“No hay nada escondido que no vaya a saberse, ni secreto que no acabe por hacerse público” (Mc 4:22). Estas palabras de Jesús podrían servir de lema al ingeniero italo-francés Hervé Falciani o al periodista griego Kostas Vaxevanis, quienes desde 2009 han destapado las cuentas de miles de evasores fiscales en el banco suizo HSBC. Las mismas palabras, o el desafío evangélico de “que si estos callan gritarán las piedras” (Lc 19:40), valgan acaso de consuelo al analista militar norteamericano Bradley Manning, mientras aguarda una posible condena a cadena perpetua. Manning, a través del periodista australiano Julian Assange y su plataforma WikiLeaks, filtró en 2010 en internet una ingente cantidad de videos, documentos y cables diplomáticos reservados, algunos de ellos muy comprometedores para la administración norteamericana.

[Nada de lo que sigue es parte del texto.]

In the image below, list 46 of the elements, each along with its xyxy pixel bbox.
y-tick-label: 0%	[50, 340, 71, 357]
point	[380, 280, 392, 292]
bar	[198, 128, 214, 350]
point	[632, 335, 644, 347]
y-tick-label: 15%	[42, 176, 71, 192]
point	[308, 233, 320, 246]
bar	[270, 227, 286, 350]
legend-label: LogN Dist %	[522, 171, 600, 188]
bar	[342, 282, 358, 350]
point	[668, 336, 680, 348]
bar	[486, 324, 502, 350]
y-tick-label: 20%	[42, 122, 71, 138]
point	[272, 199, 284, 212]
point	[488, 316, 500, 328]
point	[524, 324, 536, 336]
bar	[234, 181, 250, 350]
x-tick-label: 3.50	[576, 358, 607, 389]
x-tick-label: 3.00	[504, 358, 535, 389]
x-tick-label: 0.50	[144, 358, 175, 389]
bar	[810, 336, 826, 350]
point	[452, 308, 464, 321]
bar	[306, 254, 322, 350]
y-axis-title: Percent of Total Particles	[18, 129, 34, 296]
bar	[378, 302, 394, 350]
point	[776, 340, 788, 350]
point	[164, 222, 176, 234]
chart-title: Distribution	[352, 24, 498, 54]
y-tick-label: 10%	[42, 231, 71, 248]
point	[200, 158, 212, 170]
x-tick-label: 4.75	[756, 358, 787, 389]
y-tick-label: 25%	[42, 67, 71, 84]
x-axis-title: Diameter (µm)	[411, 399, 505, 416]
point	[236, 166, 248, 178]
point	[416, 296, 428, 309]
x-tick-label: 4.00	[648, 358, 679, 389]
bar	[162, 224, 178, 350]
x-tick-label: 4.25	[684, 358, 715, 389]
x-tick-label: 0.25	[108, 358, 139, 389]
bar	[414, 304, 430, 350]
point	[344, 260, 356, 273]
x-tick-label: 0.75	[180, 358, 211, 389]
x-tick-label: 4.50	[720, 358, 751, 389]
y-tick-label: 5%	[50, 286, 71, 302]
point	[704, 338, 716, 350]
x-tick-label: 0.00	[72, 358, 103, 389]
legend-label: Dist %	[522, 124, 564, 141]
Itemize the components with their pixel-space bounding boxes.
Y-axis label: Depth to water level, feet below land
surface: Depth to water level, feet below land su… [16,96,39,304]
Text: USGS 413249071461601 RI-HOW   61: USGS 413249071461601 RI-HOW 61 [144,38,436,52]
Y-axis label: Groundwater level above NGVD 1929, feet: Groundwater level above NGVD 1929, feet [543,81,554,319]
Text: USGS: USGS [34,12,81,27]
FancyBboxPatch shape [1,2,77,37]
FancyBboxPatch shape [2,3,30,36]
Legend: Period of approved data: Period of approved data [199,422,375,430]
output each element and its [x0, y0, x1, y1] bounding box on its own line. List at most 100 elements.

En las últimas semanas el mundo sigue paso a paso la andadura del último gran filtrador: el joven norteamericano Edward Snowden. Con tan sólo 29 años, y tras trabajar como consultor tecnológico en la CIA y en la Agencia de Seguridad Nacional (NSA) de Estados Unidos, Snowden acaba de sacudir la opinión pública con unas revelaciones escandalosas: la NSA espía a ciudadanos de todo el mundo a través del programa PRISM, que rastrea millones de datos a través de los servidores de gigantes informáticos como Microsoft, Apple, Google, Facebook o Yahoo, así como de compañías de telecomunicaciones como Verizon. Además, la NSA habría espiado 38 embajadas de aliados y rivales de Estados Unidos, lo que confirma que no todo el espionaje de la NSA tiene como objetivo la seguridad nacional. El PRISM, al fin y al cabo, es un desarrollo de la red de espionaje ECHELON, compartida desde los años sesenta por cinco países anglófonos (Estados Unidos, Gran Bretaña, Canadá, Australia y Nueva Zelanda) y capaz de rastrear e interceptar palabras clave utilizadas en los sistemas de comunicación a lo largo del planeta.
La historia de las revelaciones es, por sí sola, digna de la mejor novela de espías. El protagonista, un genio informático residente en la paradisíaca Hawái, con un salario suculento y acompañado de una bella bailarina, decide renunciar a una vida de comodidades para sacar a la luz pública el espionaje masivo de la NSA a empresas y particulares de todo el mundo. Tras pedir la baja laboral, Snowden viaja el 20 de mayo a Hong Kong, desde donde filtra su información a The Washington Post y The Guardian. El 7 de junio los periódicos publican las filtraciones, revelando dos días después –a petición de Snowden– la identidad del filtrador. El 23 de junio, ante el peligro de ser extraditado a Estados Unidos, el ciberespía vuela a Moscú, en cuya terminal de tránsito sigue varado desde entonces. En estos últimos días, a cada solicitud de asilo por parte de Snowden a más de 20 países, se suceden las llamadas de la administración norteamericana, sembrando amenazas contra cualquier estado que lo acoja.
A diferencia del espionaje del siglo XX, opaco a la luz pública, las andanzas de Snowden son seguidas minuto a minuto, como si se tratara de un reality show posmoderno, por todos los medios de comunicación del mundo. Además, la filtración no ha sido llevada a cabo por ningún agente doble, ni su motivación parece ser económica. Como Manning y Assange, Snowden, tachado por algunos de traidor, se ha convertido para muchos otros en un símbolo de la libertad de expresión, los derechos civiles y la democracia. Pues, cabe preguntarse: ¿No será este escándalo una nueva prueba de que Obama está continuando las medidas torticeras que impulsó Bush en su guerra contra el terrorismo? ¿El fin justifica los medios? ¿Es acertado renunciar a la libertad y la intimidad a cambio de mayor seguridad? ¿Hasta qué punto el Estado puede ejercer su control orweliano sobre nuestras vidas?